Scientists may have solved the mystery of missing sulfur in space. A new study suggests sulfur is trapped in icy dust grains, forming crown-like rings and hydrogen-linked chains that hide it from telescopes, offering clues to cosmic chemistry.
For decades, astronomers and chemists have been puzzled by a strange cosmic mystery: where is all the sulfur?
On Earth, sulfur is everywhere. It shapes our oceans, spews from volcanoes, comes out of coal-fired power plants, and even plays a role in life itself. In fact, sulfur is the 10th most common element in the universe and an essential ingredient for planets, stars, and living things. Yet when scientists peer into space, they find far less of it than expected.
The Missing Element
When researchers look at giant clouds of dust and gas—the birthplace of stars—they expect to see plenty of sulfur. But telescope readings show that the amount of sulfur is thousands of times lower than what theories predict.

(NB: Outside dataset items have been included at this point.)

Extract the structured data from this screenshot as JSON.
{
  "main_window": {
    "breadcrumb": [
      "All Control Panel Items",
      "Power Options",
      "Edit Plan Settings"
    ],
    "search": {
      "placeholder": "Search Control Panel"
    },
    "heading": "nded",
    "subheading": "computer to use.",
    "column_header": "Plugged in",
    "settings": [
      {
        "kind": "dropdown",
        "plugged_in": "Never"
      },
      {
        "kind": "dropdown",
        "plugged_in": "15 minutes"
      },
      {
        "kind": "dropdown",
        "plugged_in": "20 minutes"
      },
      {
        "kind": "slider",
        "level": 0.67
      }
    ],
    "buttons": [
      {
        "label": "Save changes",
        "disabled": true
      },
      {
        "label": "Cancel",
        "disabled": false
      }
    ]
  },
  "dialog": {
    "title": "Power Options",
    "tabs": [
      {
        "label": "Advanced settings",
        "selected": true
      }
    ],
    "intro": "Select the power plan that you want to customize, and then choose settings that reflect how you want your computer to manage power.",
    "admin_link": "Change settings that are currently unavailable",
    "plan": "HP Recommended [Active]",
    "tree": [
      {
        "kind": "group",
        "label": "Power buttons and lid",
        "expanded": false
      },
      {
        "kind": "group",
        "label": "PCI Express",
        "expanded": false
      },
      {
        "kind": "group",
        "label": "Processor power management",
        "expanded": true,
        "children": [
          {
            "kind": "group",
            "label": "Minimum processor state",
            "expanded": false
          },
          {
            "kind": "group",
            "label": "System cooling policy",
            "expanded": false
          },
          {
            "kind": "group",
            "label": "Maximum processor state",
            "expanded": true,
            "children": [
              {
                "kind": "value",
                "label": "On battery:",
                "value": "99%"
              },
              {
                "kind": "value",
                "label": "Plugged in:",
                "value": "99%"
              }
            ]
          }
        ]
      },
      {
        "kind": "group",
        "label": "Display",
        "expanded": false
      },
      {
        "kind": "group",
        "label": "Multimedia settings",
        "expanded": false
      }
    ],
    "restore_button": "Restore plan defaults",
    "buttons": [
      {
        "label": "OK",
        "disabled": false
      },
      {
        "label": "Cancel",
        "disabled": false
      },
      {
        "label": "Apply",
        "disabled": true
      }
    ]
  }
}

For years, this mismatch has left scientists scratching their heads.
A New Clue in Cosmic Ice
A team of astrochemists from the University of Mississippi, the University of Hawaii, and Georgia State University believe they’ve found the answer. Their new study, published in Nature Communications, suggests that sulfur isn’t missing at all—it’s just hiding in plain sight.
In the icy depths of space, sulfur atoms can stick to frozen dust grains and rearrange themselves into tricky molecular shapes. Two of the most likely forms are:
- Sulfur crowns (S8) – eight atoms linked together in a ring that looks like a tiny crown.
- Polysulfanes – chains of sulfur atoms bound together with hydrogen.
These unusual forms don’t give off the same easy-to-spot signals that telescopes pick up for elements like oxygen or carbon, making them incredibly difficult to detect.
Why Telescopes Miss It
When scientists use powerful instruments like the James Webb Space Telescope, they rely on light “fingerprints” to identify elements in space. Oxygen, carbon, and nitrogen give off clear, predictable signals. But sulfur doesn’t behave that way. Because it can constantly change shape—sometimes forming rings, sometimes chains—it hides from our usual detection methods.
“It never maintains the same shape,” said Ryan Fortenberry, an astrochemist at the University of Mississippi. “It’s kind of like a virus—as it moves, it changes.”
Putting It to the Test
To back up their theory, the team recreated interstellar conditions in the lab. By simulating icy space environments, they showed that sulfur-rich molecules can form and remain stable on frozen dust grains. This means that the “missing sulfur” may simply be locked away in ice until star-forming activity releases it back into space.
Why It Matters
Solving the sulfur mystery is more than just an academic exercise. Understanding how sulfur behaves in space could help scientists get a clearer picture of how stars, planets, and even the building blocks of life form. It could also improve our knowledge of planetary chemistry—both in our solar system and beyond.
As Fortenberry explained, sulfur’s chemistry has practical consequences on Earth too, from air pollution to ocean acidity. The better we understand it in space, the more we can learn about its role in shaping environments, both here and across the cosmos.
A Step Toward Answers
For now, astronomers have a new road map: by looking for these hidden molecular shapes in star-forming regions, they may finally be able to account for sulfur in the universe. Future observations with advanced telescopes could confirm whether this elusive element has simply been hiding in icy, ever-changing forms all along.